Birinci çare; ibadetlerimizdeki şuur ve bilinci diri tutmak, akıl ve tefekkürümüzü sağlamlaştırmak için ibadetlerin metafiziği, anlamlar ve semboller dünyası üzerinde düşünmektir. Bu da ancak hem ibadetlerimizin varlık sebebi hem de ibadetlerin her rüknü üzerinde hikmet okumaları yapmakla mümkündür: kıyam, rükû, secde, namazda okuduğumuz ayetler ve tesbihat, imsak, iftar, sahur, kıyamu’l-leyl (teravih), itikaf, tavaf, say, istilam, vakfe, ihram vb.
İslam fakihleri, İslam’ın bütün hükümlerini talili ve taabbudi diye ikiye ayırmışlardır. Yani bazı hükümlerin varlık sebebi, bir illet, hikmet ve maslahattır. Bazılarının ise sadece taabbuttur, Allah’a ibadettir. Bu, taabbudi olan hükümlerin bir hikmete dayanmadığı manasına gelmez. Zira Allah’ın en önemli esmasından birisi el-Hakîmdir. Rabbimizin her fiilinde, her emrinde, her yaratışında hikmetler vardır. İnsana düşen görev, aklın en büyük ibadeti tefekkür ile bu hikmetleri anlamaktır. Hükümle hikmeti ayırmamaktır. Zira hikmetsiz hüküm zayidir. Akılla inancı birbirinden ayıran Fideist bir tutumla “hikmetinden sual olunmaz” deyip bir kenara çekilmek, doğru değildir. Daima hikmet arayışında olmak gerekir.
Zira varlıkta, dinde ve ibadette abes yoktur. مَا خَلَقْنَاكُمْ عَبَثاً / Ben sizi abes yere yaratmadım.[5] Ne yaratılışta ne de dinde anlamsız, faydasız, gayesiz hiçbir şey yoktur. İşte müminin ibadetlerdeki bu gayeyi anlaması, bu gayeler üzerinde tefekkür etmesi; şuurunu diri tutar, bilincini canlı kılar.
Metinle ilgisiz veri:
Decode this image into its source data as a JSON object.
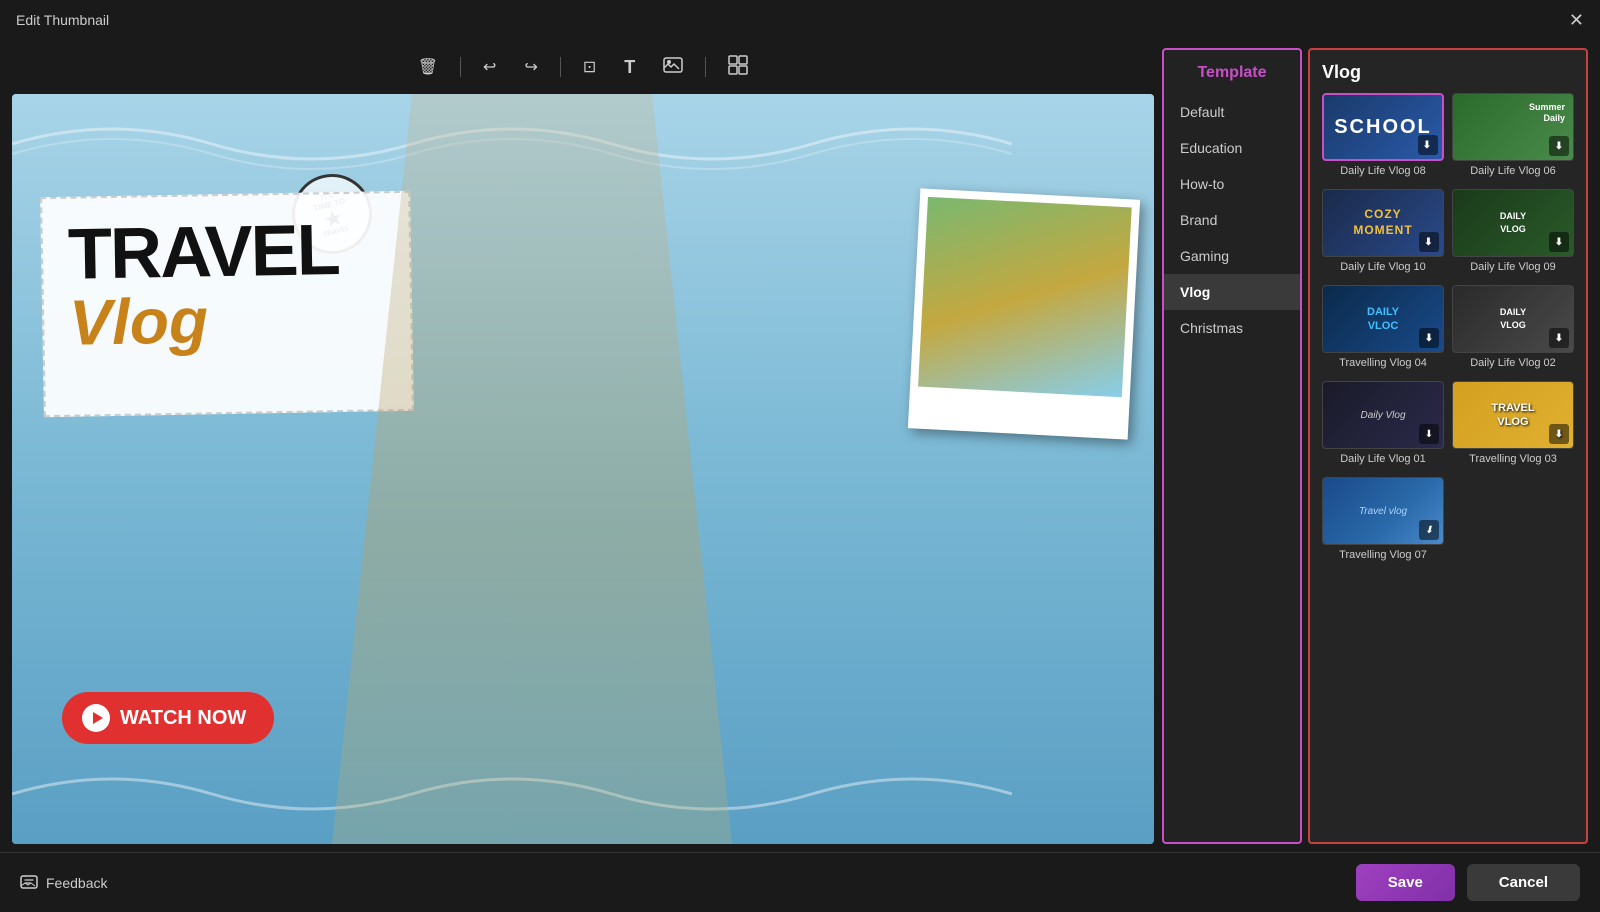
{
  "titleBar": {
    "title": "Edit Thumbnail",
    "closeLabel": "✕"
  },
  "toolbar": {
    "deleteIcon": "🗑",
    "undoIcon": "↩",
    "redoIcon": "↪",
    "cropIcon": "⊡",
    "textIcon": "T",
    "imageIcon": "🖼",
    "layoutIcon": "⊞"
  },
  "sidebar": {
    "header": "Template",
    "items": [
      {
        "label": "Default",
        "active": false
      },
      {
        "label": "Education",
        "active": false
      },
      {
        "label": "How-to",
        "active": false
      },
      {
        "label": "Brand",
        "active": false
      },
      {
        "label": "Gaming",
        "active": false
      },
      {
        "label": "Vlog",
        "active": true
      },
      {
        "label": "Christmas",
        "active": false
      }
    ]
  },
  "templatePanel": {
    "sectionTitle": "Vlog",
    "templates": [
      {
        "label": "Daily Life Vlog 08",
        "style": "school",
        "text": "SCHOOL"
      },
      {
        "label": "Daily Life Vlog 06",
        "style": "summer",
        "text": "Summer Daily"
      },
      {
        "label": "Daily Life Vlog 10",
        "style": "cozy",
        "text": "COZY MOMENT"
      },
      {
        "label": "Daily Life Vlog 09",
        "style": "daily9",
        "text": "DAILY VLOG"
      },
      {
        "label": "Travelling Vlog 04",
        "style": "daily4",
        "text": "DAILY VLOC"
      },
      {
        "label": "Daily Life Vlog 02",
        "style": "daily2",
        "text": "DAILY VLOG"
      },
      {
        "label": "Daily Life Vlog 01",
        "style": "daily1",
        "text": "Daily Vlog"
      },
      {
        "label": "Travelling Vlog 03",
        "style": "travel3",
        "text": "TRAVEL VLOG"
      },
      {
        "label": "Travelling Vlog 07",
        "style": "travel7",
        "text": "Travel vlog"
      }
    ]
  },
  "canvas": {
    "travelText": "TRAVEL",
    "vlogText": "Vlog",
    "watchNow": "WATCH NOW",
    "stampText": "TIME TO TRAVEL"
  },
  "bottomBar": {
    "feedbackIcon": "⊡",
    "feedbackLabel": "Feedback",
    "saveLabel": "Save",
    "cancelLabel": "Cancel"
  }
}
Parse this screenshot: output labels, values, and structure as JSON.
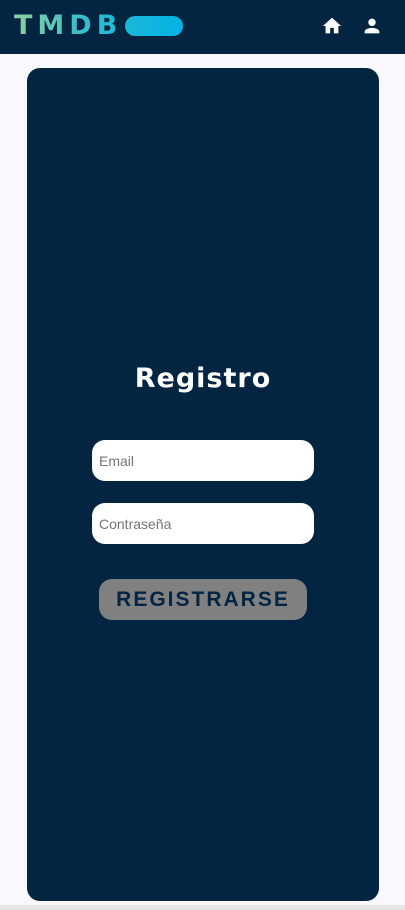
{
  "navbar": {
    "logo_text": "TMDB",
    "icons": [
      "home-icon",
      "user-icon"
    ]
  },
  "form": {
    "title": "Registro",
    "email_placeholder": "Email",
    "password_placeholder": "Contraseña",
    "submit_label": "REGISTRARSE"
  },
  "colors": {
    "navbar_bg": "#032541",
    "card_bg": "#032541",
    "page_bg": "#f8f8fd",
    "logo_gradient_start": "#90cea1",
    "logo_gradient_end": "#01b4e4",
    "button_bg": "#808080",
    "button_text": "#032541"
  }
}
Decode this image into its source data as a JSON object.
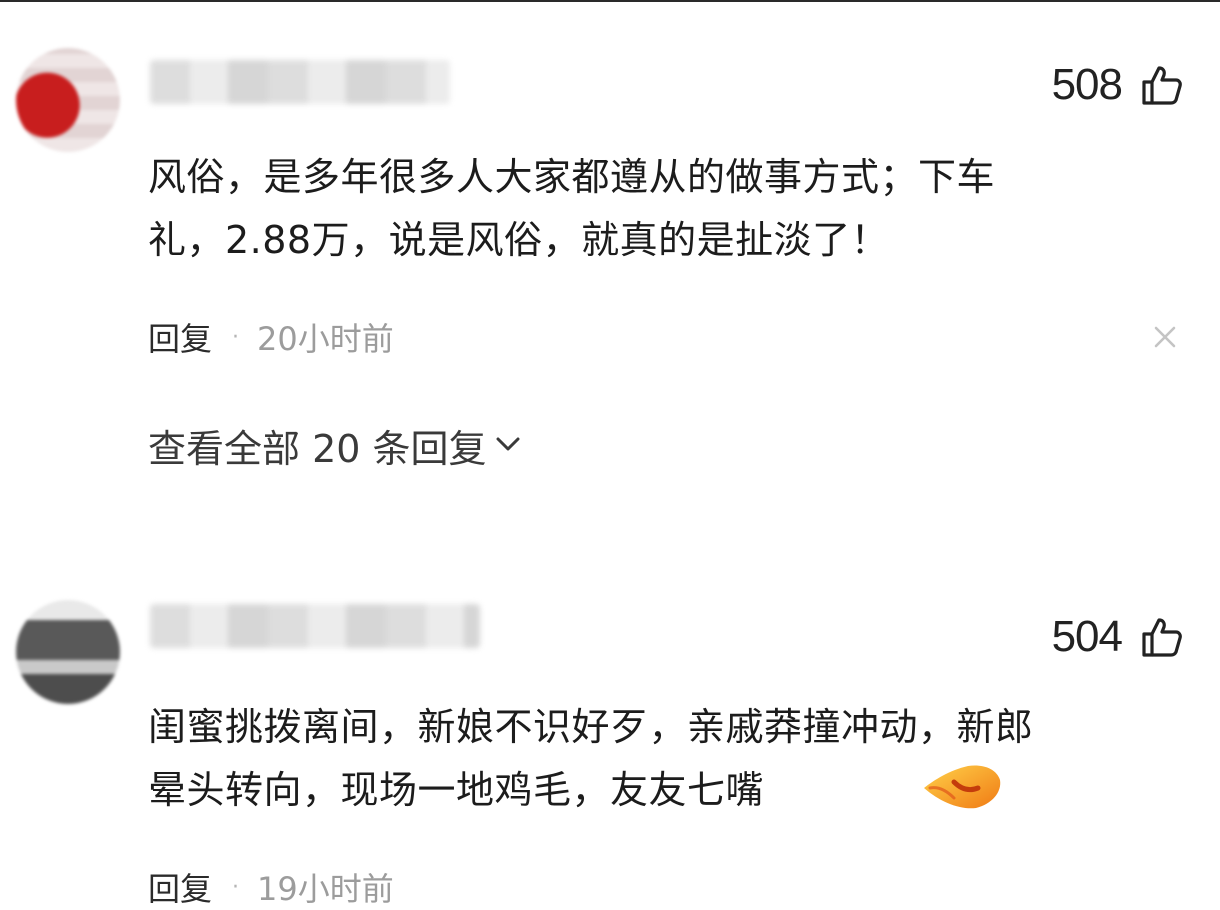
{
  "comments": [
    {
      "likes": "508",
      "text_line1": "风俗，是多年很多人大家都遵从的做事方式；下车",
      "text_line2": "礼，2.88万，说是风俗，就真的是扯淡了！",
      "reply_label": "回复",
      "separator": "·",
      "time": "20小时前",
      "view_all_replies": "查看全部 20 条回复",
      "icons": [
        "thumbs-up-icon",
        "close-icon",
        "chevron-down-icon"
      ]
    },
    {
      "likes": "504",
      "text_line1": "闺蜜挑拨离间，新娘不识好歹，亲戚莽撞冲动，新郎",
      "text_line2": "晕头转向，现场一地鸡毛，友友七嘴",
      "reply_label": "回复",
      "separator": "·",
      "time": "19小时前",
      "icons": [
        "thumbs-up-icon",
        "emoji-icon"
      ]
    }
  ],
  "colors": {
    "text": "#1c1c1c",
    "meta_time": "#9c9c9c",
    "emoji_orange": "#f08a1c"
  }
}
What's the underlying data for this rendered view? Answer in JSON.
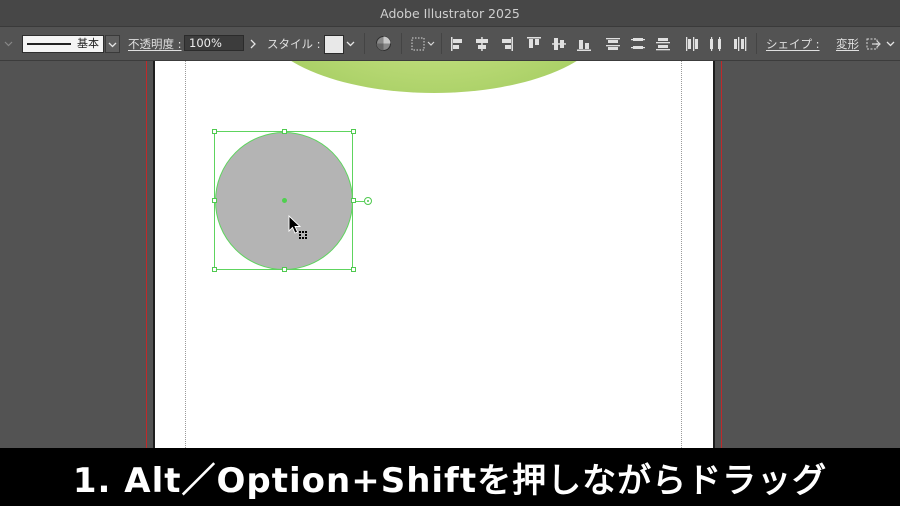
{
  "window": {
    "title": "Adobe Illustrator 2025"
  },
  "controlbar": {
    "stroke_label": "基本",
    "opacity_label": "不透明度 :",
    "opacity_value": "100%",
    "style_label": "スタイル :",
    "shape_label": "シェイプ :",
    "transform_label": "変形"
  },
  "canvas": {
    "selected_object": "circle",
    "fill_color": "#b4b4b4",
    "selection_color": "#5ed45e"
  },
  "caption": {
    "text": "1. Alt／Option+Shiftを押しながらドラッグ"
  }
}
İkinci çare; kalbin en büyük eylemi olan niyeti sağlamlaştırmaktır. İhlas ve samimiyetten ayrılmamaktır. Zira niyet her ibadetin kıblesidir. O kıblede; sadece Allah vardır. Sadece vechullah vardır. İhlas vardır. Samimiyet vardır. Ona olan şükrümüz vardır. Hamdimiz vardır. Muhabbetimiz vardır. Bağlılığımız vardır. Huşu vardır. Kurbet vardır. Ona yakın olma arzusu vardır. Kalpleri her türlü kötülüğün işgalinden kurtarmak vardır. Kur’an-ı Kerim’in ifadesiyle kalbi paslanmaktan,[6] katılaşmaktan,[7] kilitlenmekten,[8] hatta hastalanmaktan,[9] körleşmekten[10] ve sonunda mühürlenmekten[11] korumak vardır.
Üçüncü çare ise daima ibadet-ahlak ilişkisini diri tutmaktır. İbadetin bizatihi kendisinin gaye olmadığının bilincinde olmaktır. Zira ibadetler bir gaye değil; birer vesiledir. İbadetin nihai gayesi ahlaktır. Ancak böyle bir bilinçte olan bir mümin, ibadetleriyle her daim yeni bir ahlak inşa edebilir.
Bunun önemli bir parçası da helal lokmadır, helal kazançtır. Bu nedenledir ki, Allah Resulü, Sa’d b. Ebî Vakkâs’a; Yediklerinin helâl olmasına dikkat et ki, ibadetlerin/duaların kabul olsun.[12] buyurmuştur.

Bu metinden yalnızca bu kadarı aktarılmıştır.